GPU: Graphics processing unit: the chip type, originally built for rendering video-game graphics, that now powers most AI training and inference. NVIDIA dominates the market.
Guardrails: Restrictions built into an AI system to block certain outputs or behaviours, from refusing harmful requests to limiting what competitors can ask.
Hallucination: When a model states something false with confidence. Reduced by grounding answers in retrieved documents and by human review.
Inference: Running a trained model to get answers — as opposed to training, which is how the model was built.
Initial public offeringIPO: A private company's first sale of shares to the public, listing it on a stock exchange. Reported valuations before an IPO are claims, not market prices.
Intelligence index: Artificial Analysis's composite score combining several benchmark results into one comparable number per model. The headline column on our model tracker.
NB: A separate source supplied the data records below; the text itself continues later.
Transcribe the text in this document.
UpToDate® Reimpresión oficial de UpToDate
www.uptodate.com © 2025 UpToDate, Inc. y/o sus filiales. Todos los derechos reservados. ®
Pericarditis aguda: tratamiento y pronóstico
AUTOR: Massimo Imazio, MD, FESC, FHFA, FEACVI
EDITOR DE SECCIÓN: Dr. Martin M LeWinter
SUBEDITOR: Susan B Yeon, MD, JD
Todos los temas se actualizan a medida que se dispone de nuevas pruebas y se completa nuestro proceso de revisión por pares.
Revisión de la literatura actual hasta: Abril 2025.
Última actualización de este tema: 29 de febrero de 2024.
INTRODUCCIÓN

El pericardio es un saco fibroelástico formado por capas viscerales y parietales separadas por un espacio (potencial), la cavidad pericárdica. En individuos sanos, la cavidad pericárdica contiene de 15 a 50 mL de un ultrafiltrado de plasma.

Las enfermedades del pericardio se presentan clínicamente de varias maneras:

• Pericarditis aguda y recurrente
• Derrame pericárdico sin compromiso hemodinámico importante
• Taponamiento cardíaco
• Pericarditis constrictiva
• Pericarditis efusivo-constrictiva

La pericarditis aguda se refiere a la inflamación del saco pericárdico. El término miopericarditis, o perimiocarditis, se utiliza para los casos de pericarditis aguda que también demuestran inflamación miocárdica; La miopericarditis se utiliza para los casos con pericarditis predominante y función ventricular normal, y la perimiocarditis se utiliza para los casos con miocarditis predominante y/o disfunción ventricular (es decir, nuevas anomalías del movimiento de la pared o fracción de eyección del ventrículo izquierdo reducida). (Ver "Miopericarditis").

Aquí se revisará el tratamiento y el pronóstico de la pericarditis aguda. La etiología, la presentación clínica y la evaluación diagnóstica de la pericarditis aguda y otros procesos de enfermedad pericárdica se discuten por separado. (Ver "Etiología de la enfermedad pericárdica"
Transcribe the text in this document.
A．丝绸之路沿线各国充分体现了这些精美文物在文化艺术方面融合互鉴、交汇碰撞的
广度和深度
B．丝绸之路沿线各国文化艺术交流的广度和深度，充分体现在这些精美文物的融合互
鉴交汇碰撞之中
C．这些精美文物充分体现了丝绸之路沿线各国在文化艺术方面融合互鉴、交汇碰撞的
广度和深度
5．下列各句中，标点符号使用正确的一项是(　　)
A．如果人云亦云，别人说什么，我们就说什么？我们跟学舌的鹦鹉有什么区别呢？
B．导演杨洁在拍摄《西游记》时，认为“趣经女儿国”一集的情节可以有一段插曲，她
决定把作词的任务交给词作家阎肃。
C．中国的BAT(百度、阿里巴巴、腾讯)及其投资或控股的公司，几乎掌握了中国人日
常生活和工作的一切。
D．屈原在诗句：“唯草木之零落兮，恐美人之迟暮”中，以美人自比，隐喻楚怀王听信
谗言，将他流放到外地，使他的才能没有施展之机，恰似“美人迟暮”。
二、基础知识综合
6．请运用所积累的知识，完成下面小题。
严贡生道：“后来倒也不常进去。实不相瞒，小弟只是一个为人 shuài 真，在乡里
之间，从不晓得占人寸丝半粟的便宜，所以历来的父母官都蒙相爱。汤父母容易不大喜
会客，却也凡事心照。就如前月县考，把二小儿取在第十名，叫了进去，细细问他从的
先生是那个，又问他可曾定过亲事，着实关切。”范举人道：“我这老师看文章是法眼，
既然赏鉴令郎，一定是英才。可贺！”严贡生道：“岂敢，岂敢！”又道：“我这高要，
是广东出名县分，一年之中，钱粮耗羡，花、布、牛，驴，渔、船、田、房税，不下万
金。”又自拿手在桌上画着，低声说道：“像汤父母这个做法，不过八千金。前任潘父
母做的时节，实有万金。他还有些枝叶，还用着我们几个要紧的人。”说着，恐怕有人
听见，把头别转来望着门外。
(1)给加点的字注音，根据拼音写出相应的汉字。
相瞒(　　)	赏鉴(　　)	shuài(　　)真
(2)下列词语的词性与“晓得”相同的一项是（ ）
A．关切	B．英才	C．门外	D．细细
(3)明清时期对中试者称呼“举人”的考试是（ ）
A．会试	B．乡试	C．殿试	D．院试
Jailbreak: A prompt crafted to trick a model into ignoring its guardrails and producing restricted output.
Large Language ModelLLM: The core technology behind systems like Claude, ChatGPT and Gemini: a model trained on vast amounts of text to predict and generate language.
Market capitalisation: A listed company's total value: share price multiplied by the number of shares.
Mixture of expertsMoE: A model architecture that routes each request through only a relevant subset of its parameters, getting large-model quality at lower running cost.
Model Context ProtocolMCP: An open standard that lets AI models connect to external tools and data sources in a consistent way.
Multimodal: A model that works with more than text — typically images, audio or video, as input, output or both.
Open weights: A model whose trained parameters are published so anyone can run or adapt it on their own machines.
Parameters: The numerical values inside a model that encode what it has learned; counted in billions and often used as a rough measure of model size.
Prompt: The instruction given to a model. Increasingly less important than the broader task definition for long-running agentic systems.
Prompt injection: An attack that hides instructions inside content an AI will read — a web page, email or document — to hijack what the AI does next.
Red-teaming: Deliberately attacking your own AI system — probing for jailbreaks, harmful outputs and failures — to find weaknesses before others do.
Reinforcement Learning from Human FeedbackRLHF: A training technique where humans rate model outputs and the model learns to prefer responses people judge as better.
Retrieval-Augmented GenerationRAG: A technique where a model first looks up relevant documents and then answers using them, improving accuracy.
Synthetic data: Training data generated by AI rather than collected from the real world, increasingly used where human-written data is scarce or expensive.
Time to first token: How long a model takes to begin answering. With tokens per second (generation speed), the standard measure of how fast a model feels.
Token: The unit models read and write — roughly three-quarters of a word in English. Pricing and context windows are measured in tokens.
Valuation: The price investors assign to a company when buying a stake. For private AI firms these figures come from funding rounds and reports, not from open-market trading.